Wednesday, September 17, 2008

The Hump

Interesting to watch stuff melt down, eh? Yikes! Hang on to your hats.

After considering for a few days the reality of the matter-looking at what is the single greatest cause of my currently unsustainable lifestyle I am forced to come to a very important conclusion. The single greatest impact to the ecology and the single greatest obstacle to achieving "sustainability" is this--my employment. It is my driving to work, and the work that I do, that accounts for perhaps 80 percent of my negative ecological impact. If I could eliminate that, and somehow survive a pastoral existence on my own property, my total impact would plummet and be well within long term survivable limits.
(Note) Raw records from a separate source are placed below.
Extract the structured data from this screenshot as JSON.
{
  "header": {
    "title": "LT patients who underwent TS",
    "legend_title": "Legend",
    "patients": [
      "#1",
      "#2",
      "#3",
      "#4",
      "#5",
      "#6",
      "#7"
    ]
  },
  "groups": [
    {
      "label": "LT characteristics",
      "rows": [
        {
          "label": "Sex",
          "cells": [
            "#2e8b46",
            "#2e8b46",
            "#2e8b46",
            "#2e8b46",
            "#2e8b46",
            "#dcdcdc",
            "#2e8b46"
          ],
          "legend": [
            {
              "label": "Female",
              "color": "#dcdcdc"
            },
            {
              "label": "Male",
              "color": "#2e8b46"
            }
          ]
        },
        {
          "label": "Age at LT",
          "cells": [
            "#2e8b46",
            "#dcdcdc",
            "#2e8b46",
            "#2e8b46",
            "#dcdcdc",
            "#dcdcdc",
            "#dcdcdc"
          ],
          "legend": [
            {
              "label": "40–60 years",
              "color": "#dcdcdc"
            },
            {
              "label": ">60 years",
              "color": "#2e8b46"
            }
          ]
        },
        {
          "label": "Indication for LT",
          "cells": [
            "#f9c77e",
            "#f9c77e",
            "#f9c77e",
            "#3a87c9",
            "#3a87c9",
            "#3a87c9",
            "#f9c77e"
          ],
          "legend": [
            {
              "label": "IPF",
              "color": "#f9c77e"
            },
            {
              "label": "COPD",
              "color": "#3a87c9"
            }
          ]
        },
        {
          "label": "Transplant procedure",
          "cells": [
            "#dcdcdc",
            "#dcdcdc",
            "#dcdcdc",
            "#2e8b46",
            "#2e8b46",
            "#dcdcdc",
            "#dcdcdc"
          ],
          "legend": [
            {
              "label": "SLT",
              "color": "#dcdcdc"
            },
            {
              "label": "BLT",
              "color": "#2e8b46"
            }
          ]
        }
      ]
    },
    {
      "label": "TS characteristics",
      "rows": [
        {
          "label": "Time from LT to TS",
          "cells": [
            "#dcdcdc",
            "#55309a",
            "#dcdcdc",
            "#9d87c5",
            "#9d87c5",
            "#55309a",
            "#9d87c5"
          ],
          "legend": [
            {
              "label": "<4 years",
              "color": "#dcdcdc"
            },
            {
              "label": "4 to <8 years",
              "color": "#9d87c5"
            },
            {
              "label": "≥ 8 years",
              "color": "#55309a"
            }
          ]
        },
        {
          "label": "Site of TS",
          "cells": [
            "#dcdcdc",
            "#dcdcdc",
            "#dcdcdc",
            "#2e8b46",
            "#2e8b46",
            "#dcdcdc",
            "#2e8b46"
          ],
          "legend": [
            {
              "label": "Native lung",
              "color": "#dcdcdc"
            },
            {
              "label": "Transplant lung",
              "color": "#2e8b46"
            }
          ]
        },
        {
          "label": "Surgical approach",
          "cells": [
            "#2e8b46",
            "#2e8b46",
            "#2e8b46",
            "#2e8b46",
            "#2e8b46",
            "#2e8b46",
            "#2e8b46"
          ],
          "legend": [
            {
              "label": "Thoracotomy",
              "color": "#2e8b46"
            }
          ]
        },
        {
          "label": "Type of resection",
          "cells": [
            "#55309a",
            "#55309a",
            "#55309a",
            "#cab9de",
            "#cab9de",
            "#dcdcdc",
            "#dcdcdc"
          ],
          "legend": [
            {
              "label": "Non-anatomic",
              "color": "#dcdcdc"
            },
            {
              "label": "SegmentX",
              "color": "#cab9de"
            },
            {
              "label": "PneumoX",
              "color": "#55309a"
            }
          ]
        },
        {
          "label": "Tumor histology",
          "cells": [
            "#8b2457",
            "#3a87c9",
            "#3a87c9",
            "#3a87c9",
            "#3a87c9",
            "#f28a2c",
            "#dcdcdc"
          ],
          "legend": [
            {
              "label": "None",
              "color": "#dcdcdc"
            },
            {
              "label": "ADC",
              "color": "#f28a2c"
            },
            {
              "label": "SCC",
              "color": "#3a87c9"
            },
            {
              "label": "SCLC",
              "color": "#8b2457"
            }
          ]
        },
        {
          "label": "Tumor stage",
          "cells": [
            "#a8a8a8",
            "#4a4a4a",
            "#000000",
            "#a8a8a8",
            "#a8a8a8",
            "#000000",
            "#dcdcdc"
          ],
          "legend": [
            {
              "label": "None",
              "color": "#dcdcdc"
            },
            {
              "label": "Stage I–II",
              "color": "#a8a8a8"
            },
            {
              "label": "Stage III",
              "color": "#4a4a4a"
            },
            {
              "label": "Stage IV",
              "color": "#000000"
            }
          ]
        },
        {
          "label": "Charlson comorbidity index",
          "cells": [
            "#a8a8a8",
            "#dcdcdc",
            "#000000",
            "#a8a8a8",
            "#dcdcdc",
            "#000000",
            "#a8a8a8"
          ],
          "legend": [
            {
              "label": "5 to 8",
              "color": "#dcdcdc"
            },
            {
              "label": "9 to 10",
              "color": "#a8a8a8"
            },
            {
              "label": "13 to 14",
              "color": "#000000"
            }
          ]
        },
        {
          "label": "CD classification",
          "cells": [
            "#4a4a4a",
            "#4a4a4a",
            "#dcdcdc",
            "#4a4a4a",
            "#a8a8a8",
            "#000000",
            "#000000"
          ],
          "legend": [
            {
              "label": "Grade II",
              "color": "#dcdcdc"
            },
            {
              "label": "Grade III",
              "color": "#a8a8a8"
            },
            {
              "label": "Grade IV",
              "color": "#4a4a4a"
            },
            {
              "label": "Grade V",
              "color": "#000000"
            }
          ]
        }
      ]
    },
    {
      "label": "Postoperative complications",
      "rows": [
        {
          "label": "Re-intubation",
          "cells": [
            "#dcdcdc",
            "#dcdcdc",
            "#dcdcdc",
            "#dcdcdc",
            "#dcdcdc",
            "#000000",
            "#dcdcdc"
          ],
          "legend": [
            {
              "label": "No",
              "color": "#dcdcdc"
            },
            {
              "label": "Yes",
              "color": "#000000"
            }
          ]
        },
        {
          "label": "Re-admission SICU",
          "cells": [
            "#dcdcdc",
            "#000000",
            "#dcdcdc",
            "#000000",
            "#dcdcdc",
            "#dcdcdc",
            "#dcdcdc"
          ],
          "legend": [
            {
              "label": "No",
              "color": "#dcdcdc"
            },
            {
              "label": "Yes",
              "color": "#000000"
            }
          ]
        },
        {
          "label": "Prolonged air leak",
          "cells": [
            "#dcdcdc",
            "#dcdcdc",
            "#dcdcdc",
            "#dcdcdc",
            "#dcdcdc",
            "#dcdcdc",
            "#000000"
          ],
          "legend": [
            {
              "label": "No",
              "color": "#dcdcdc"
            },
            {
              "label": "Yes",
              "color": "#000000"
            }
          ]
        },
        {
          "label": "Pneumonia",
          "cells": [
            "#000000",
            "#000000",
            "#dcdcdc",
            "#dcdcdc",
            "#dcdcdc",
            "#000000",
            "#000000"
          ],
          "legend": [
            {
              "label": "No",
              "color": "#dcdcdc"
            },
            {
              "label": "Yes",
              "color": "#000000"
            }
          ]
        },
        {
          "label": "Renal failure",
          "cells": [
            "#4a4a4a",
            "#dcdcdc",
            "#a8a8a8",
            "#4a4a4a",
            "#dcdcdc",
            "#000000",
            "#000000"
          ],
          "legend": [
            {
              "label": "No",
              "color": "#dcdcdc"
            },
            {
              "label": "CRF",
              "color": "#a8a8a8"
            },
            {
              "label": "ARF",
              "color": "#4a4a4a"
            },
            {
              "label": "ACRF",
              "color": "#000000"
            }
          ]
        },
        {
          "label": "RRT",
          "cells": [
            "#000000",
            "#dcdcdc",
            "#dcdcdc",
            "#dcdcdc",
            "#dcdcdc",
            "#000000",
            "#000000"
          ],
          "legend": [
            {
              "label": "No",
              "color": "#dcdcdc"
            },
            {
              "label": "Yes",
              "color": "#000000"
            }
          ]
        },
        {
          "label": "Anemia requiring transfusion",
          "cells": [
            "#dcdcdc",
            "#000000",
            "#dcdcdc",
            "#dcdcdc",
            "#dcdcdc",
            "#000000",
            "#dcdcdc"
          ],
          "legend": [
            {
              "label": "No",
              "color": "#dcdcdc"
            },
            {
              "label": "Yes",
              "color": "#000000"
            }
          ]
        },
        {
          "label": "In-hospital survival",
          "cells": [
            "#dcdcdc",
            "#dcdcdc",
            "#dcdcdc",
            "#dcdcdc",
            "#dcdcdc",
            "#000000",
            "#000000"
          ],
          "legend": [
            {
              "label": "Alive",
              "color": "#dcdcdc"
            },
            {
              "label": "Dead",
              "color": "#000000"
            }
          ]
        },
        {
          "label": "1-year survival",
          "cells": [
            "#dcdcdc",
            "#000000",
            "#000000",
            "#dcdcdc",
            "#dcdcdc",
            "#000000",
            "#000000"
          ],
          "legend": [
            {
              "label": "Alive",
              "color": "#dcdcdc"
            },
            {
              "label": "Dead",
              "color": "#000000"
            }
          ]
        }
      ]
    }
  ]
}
It's not an easy conclusion, especially because I commute less than most, drive a much less consumptive vehicle than most, work in an extremely conscientious manner, and simply try to take on the lowest impact projects, using and reclaiming where-ever possible. I think it's going to be a pretty typical conclusion--I think for most people that which they do to make a living is far and away the most damaging and damning thing they do.

As difficult and preposterous as it may seem, I see really no way to achieve anything approaching sustainability without forgoing employment. This, of course, doesn't mean that one won't work. I expect the workload may well be much higher than we expect. I am simply recognizing the the model of "buy gas and clothes, drive to work, earn 200 dollars, pay mortgage, health insurance, go to the grocery story, buy food, etc.," may be vastly and inherently less efficient and effectual than the model of "work in the garden, and pick something for dinner."

But of course life is more complicated than potatoes for dinner. It is very difficult to avoid taxes, fees, and services unless one takes on a very radical lifestyle--and thus necessarily a lifestyle of alienation, isolation and exclusion. Currently, the very real lack of community that one will enjoy once on takes real and meaningful steps towards a simply lifestyle is in reality probably the biggest obstacle. I think a lot of people would be much more encouraged to actively scale back if they didn't feel, rightly, that they had to go it alone. Most of our social activities revolve around consumption. . .this needs to change!

Still, I think it's very important to note that in many cases and for most people it may cost 90 dollars to earn 100, and the real cost of living simply may be far less than one imagines, once one has finally crossed the "hump" and finally DOES live simply. To try to have feet in both worlds, earning a living and suffering deprivation isn't simplicity, that's simple poverty, and certainly not what we're trying to accomplish.